Weekend Box Office: Contagion
HollywoodNews.com: It was good news/bad news at the box office this weekend. Two critically-acclaimed adult entries squared off and only only came out shining. The winner for the weekend was Steven Soderbergh’s Contagion, grossing $23.1 million from 3,222 screens. The all-star pandemic thriller fits squarely into the realm of Soderbergh’s ‘commercial ventures’. With the exception of Erin Brockovich (which was a Julia Roberts vehicle), Soderbergh alternates between artier and sometimes experimental fare of varying quality (Bubble, The Limey, King of the Hill – good! The Girlfriend Experience, The Good German, Full Frontal – bad!) and all-star genre entries that are inherently populist and commercial even with their occasional artier sensibilities (Ocean’s 11, Traffic, Out of Sight, etc).

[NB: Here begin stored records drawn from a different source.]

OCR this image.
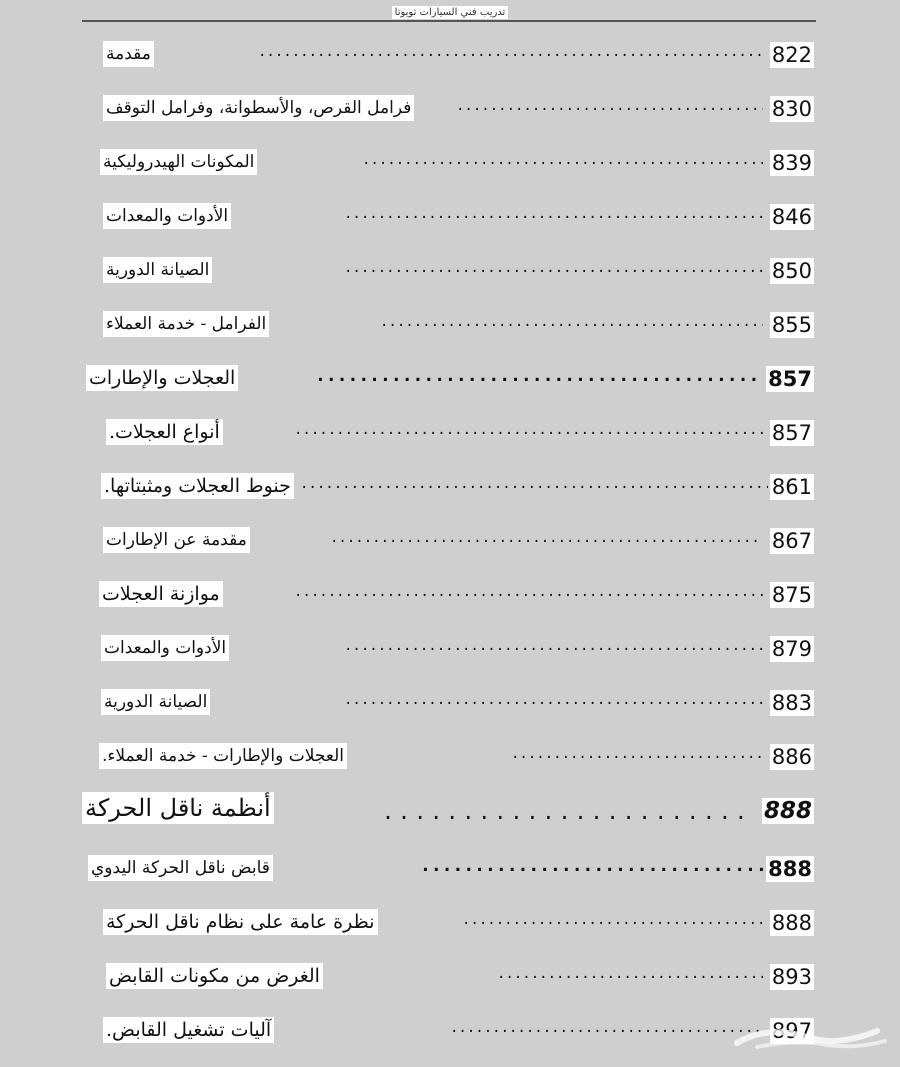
تدريب فني السيارات تويوتا
822
.....
مقدمة
830
.....
فرامل القرص، والأسطوانة، وفرامل التوقف
839
.....
المكونات الهيدروليكية
846
.....
الأدوات والمعدات
850
.....
الصيانة الدورية
855
.....
الفرامل - خدمة العملاء
857
.....
العجلات والإطارات
857
.....
أنواع العجلات.
861
.....
جنوط العجلات ومثبتاتها.
867
.....
مقدمة عن الإطارات
875
.....
موازنة العجلات
879
.....
الأدوات والمعدات
883
.....
الصيانة الدورية
886
.....
العجلات والإطارات - خدمة العملاء.
888
.....
أنظمة ناقل الحركة
888
.....
قابض ناقل الحركة اليدوي
888
.....
نظرة عامة على نظام ناقل الحركة
893
.....
الغرض من مكونات القابض
897
.....
آليات تشغيل القابض.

But even his commercial ventures are generally aimed at adults with adult sensibilities, so the solid opening weekend is to be celebrated. The well-reviewed film played mostly to the over-25 set, which means it has a chance at solid legs as the younger kids check it out over the next month. It earned a B- from Cinemascore, which is probably owed to the fact that it’s genuinely unnerving in its plausibility (audiences claim to love horror but don’t like to be actually disturbed or frightened). I haven’t seen it yet as my son had a contagious infection over the weekend. We considered taking him on Friday afternoon and hoping he would cough in all the right places for maximum comedy, but we thought better of it.

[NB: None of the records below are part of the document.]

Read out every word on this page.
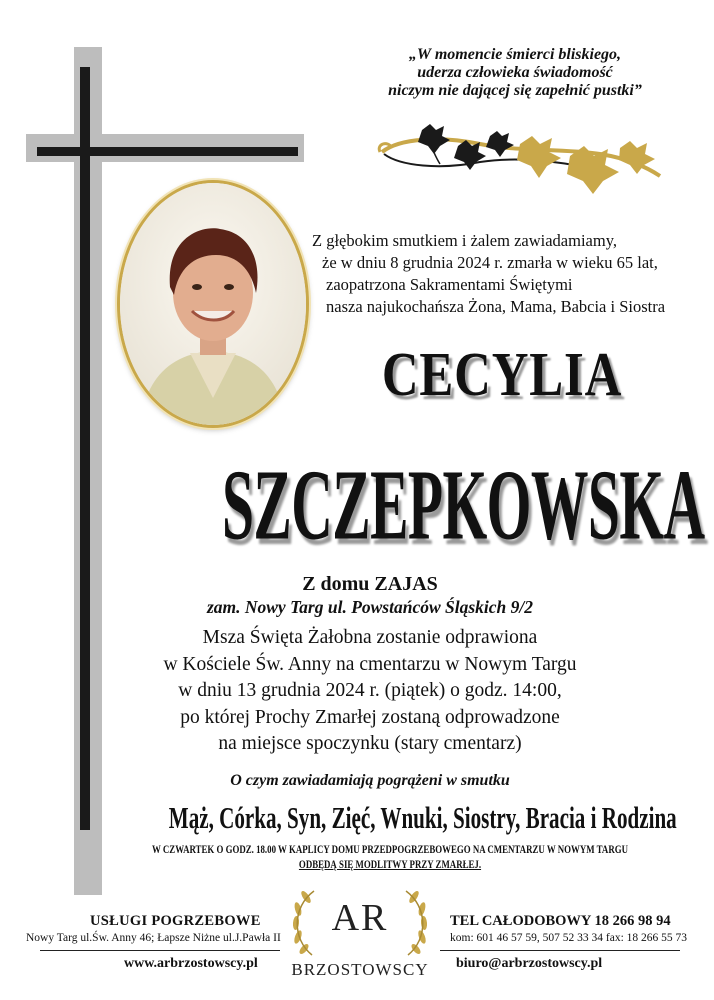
„W momencie śmierci bliskiego,
uderza człowieka świadomość
niczym nie dającej się zapełnić pustki”
Z głębokim smutkiem i żalem zawiadamiamy,
że w dniu 8 grudnia 2024 r. zmarła w wieku 65 lat,
zaopatrzona Sakramentami Świętymi
nasza najukochańsza Żona, Mama, Babcia i Siostra
CECYLIA
SZCZEPKOWSKA
Z domu ZAJAS
zam. Nowy Targ ul. Powstańców Śląskich 9/2
Msza Święta Żałobna zostanie odprawiona
w Kościele Św. Anny na cmentarzu w Nowym Targu
w dniu 13 grudnia 2024 r. (piątek) o godz. 14:00,
po której Prochy Zmarłej zostaną odprowadzone
na miejsce spoczynku (stary cmentarz)
O czym zawiadamiają pogrążeni w smutku
Mąż, Córka, Syn, Zięć, Wnuki, Siostry, Bracia i Rodzina
W CZWARTEK O GODZ. 18.00 W KAPLICY DOMU PRZEDPOGRZEBOWEGO NA CMENTARZU W NOWYM TARGU
ODBĘDĄ SIĘ MODLITWY PRZY ZMARŁEJ.
USŁUGI POGRZEBOWE
Nowy Targ ul.Św. Anny 46; Łapsze Niżne ul.J.Pawła II
www.arbrzostowscy.pl
AR
BRZOSTOWSCY
TEL CAŁODOBOWY 18 266 98 94
kom: 601 46 57 59, 507 52 33 34 fax: 18 266 55 73
biuro@arbrzostowscy.pl
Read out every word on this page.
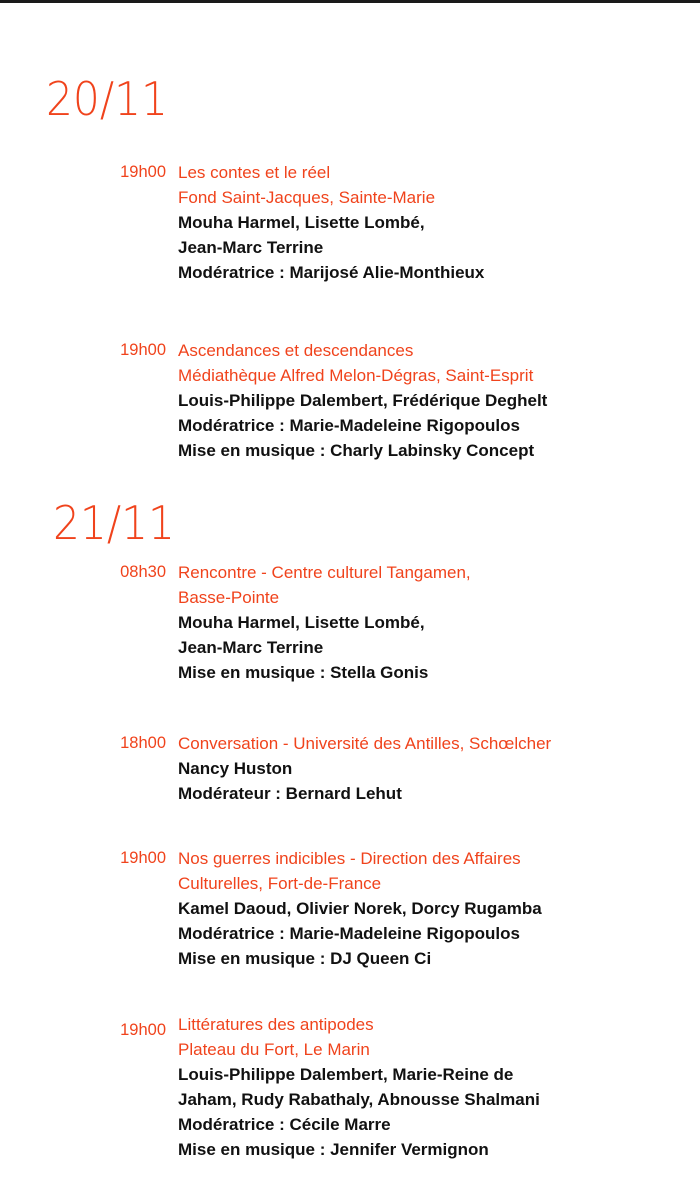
20/11
19h00 Les contes et le réel
Fond Saint-Jacques, Sainte-Marie
Mouha Harmel, Lisette Lombé,
Jean-Marc Terrine
Modératrice : Marijosé Alie-Monthieux
19h00 Ascendances et descendances
Médiathèque Alfred Melon-Dégras, Saint-Esprit
Louis-Philippe Dalembert, Frédérique Deghelt
Modératrice : Marie-Madeleine Rigopoulos
Mise en musique : Charly Labinsky Concept
21/11
08h30 Rencontre - Centre culturel Tangamen,
Basse-Pointe
Mouha Harmel, Lisette Lombé,
Jean-Marc Terrine
Mise en musique : Stella Gonis
18h00 Conversation - Université des Antilles, Schœlcher
Nancy Huston
Modérateur : Bernard Lehut
19h00 Nos guerres indicibles - Direction des Affaires
Culturelles, Fort-de-France
Kamel Daoud, Olivier Norek, Dorcy Rugamba
Modératrice : Marie-Madeleine Rigopoulos
Mise en musique : DJ Queen Ci
19h00 Littératures des antipodes
Plateau du Fort, Le Marin
Louis-Philippe Dalembert, Marie-Reine de
Jaham, Rudy Rabathaly, Abnousse Shalmani
Modératrice : Cécile Marre
Mise en musique : Jennifer Vermignon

While Lionsgate’s Warrior (review) was never expected to win the weekend, as it was on just 1,800 screens, its mere $5.6 million opening weekend was somewhat of a shock. It was expected to capitalize on the rave reviews and solid buzz that Lionsgate had built through a number of ‘word of mouth’ screenings all around the country, as well as a national sneak preview last weekend. In hindsight, perhaps Lionsgate should have released the film last weekend, as the buzz seemed to have peaked then. There are two ways to look at this. One way is simply to say that the MMA-themed family drama was never that appealing to general audiences, and that the rave reviews and aggressive Lionsgate marketing campaign simply built up unrealistic expectations (unlike The Fighter, it lacked stars and a token romantic subplot).
And it’s just another sad commentary on the strength of the marketing branches of the smaller studios (Lionsgate, Summit, etc) versus the bigger studios. Or, this could just be another weird mid-September miss in the vein of Whip It (review) in 2009 and That Thing You Do in 1996. All three films came into their mid-September release date with rave reviews, terrific buzz, and successful national sneak previews the week prior. But all three of them more-or-less flopped, despite everyone’s best effort. Anyway, the film is fantastic, so there is always a hope that audiences discover it later. As it is, the film’s Oscar chances are pretty much dead, although Nick Nolte may still squeak by with a Best Supporting Actor nomination.